Millions of viewers do not necessarily translate into millions of dollars for online sites.
Despite all the hype around Web television and online entertainment sites like Hulu, advertisers still want to spend most of their money on the boob tube, not YouTube. As a result, making any real money off Internet content requires careful planning and a long-term view.

That was the feeling among panelists from entertainment and marketing companies who spoke Monday at Contentinople.com's Contentonomics conference in Los Angeles. "It's frustrating when you see the traffic numbers and the dollars that are connected with that," said Patrick Mahoney, senior VP for digital media at Entertainment Studios, which produces and syndicates television shows.

Entertainment Studios plans to launch six high-definition shows later this year for exclusive distribution on Verizon's FiOS broadband service.

Speaking at a panel session called "Advertising: The Monetization Engine for Broadcast and Broadband TV," the panelists agreed that, so far at least, advertisers aren't willing to pay big bucks for online spots that accompany Internet television shows.

The situation is such that many producers are happy if Internet ads simply allow them to break even on the costs of repurposing shows to their Web sites. "The Web site is more a marketing cost," said David Hutchinson, senior VP for digital media at syndicator Program Partners. "No one is putting their kids through college on online ad sales," he added.

The problem, said digital media consultant Stephen Banfield, is that paid content may not be the answer, either: "Given what we're seeing in the economy, are people going to pay $1.99 for an episode when they're worried about their jobs?" Banfield said entertainment executives who think they can rely on online ads for revenue "may want to think about putting their kids in state schools."

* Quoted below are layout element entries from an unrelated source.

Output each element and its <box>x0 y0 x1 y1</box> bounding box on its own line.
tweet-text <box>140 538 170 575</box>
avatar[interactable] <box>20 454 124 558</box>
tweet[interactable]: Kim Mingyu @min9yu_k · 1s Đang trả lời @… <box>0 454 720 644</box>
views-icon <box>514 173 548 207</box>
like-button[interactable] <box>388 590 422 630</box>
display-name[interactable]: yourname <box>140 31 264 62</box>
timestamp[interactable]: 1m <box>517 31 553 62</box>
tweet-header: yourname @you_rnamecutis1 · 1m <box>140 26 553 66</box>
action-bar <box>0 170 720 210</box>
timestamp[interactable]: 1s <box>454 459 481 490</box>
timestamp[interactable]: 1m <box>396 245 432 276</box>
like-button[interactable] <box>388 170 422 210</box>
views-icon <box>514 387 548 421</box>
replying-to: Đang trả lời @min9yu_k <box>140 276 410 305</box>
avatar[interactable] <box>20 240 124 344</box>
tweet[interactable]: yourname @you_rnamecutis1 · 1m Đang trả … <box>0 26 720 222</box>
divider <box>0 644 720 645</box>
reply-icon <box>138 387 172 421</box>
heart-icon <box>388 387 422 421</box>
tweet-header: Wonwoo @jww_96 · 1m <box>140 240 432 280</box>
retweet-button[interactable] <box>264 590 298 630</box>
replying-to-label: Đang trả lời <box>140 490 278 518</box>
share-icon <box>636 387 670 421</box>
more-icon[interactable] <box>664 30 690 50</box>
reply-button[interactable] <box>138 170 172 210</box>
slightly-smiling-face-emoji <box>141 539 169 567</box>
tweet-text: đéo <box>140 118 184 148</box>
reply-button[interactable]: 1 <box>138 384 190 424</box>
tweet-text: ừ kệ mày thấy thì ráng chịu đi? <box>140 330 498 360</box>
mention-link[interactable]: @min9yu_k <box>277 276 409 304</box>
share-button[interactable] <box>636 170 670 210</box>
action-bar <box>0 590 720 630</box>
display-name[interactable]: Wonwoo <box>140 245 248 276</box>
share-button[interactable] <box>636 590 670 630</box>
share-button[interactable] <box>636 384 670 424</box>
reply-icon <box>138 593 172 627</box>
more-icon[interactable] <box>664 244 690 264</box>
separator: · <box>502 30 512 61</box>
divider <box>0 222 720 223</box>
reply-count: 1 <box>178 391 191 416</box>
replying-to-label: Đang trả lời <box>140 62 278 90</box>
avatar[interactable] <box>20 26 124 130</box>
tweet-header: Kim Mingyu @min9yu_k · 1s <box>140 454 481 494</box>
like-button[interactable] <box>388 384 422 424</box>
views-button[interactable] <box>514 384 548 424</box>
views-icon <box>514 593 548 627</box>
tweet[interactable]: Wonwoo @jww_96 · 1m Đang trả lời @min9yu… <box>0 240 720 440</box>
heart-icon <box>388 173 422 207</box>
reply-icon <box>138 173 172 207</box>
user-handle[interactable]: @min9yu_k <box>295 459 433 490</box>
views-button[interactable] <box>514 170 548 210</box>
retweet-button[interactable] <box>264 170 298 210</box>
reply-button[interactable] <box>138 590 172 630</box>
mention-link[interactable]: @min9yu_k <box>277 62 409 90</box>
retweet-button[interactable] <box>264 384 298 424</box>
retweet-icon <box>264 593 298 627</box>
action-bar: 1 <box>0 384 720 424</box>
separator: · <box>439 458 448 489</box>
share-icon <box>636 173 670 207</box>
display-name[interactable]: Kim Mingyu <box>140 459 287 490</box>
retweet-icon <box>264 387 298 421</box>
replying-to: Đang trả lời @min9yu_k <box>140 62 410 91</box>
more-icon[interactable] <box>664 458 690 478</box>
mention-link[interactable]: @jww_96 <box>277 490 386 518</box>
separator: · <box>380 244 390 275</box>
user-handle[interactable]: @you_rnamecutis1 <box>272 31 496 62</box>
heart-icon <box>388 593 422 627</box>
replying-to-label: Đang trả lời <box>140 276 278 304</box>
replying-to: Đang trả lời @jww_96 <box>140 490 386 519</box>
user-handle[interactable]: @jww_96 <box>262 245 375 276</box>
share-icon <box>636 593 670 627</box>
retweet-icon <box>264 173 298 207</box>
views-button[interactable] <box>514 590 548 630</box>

Panelist Romi Mahajan, a former Microsoft executive who is now chief marketing officer at Seattle-based digital ad agency Ascentium, said that part of the problem is that the Web, as an advertising medium, still needs to compete with traditional media such as newspapers and even "nonsexy" outlets like billboards. "There's a limited number of ad dollars that we're all going after," he said.

Still, the panelists didn't completely write off Web content as a way to make money. One advantage that the Internet has over television is that it yields precise viewer data instantly through tracking tools such as Omniture. Said Mahajan, "The promise of the digital world is that you can rev things very quickly based on data."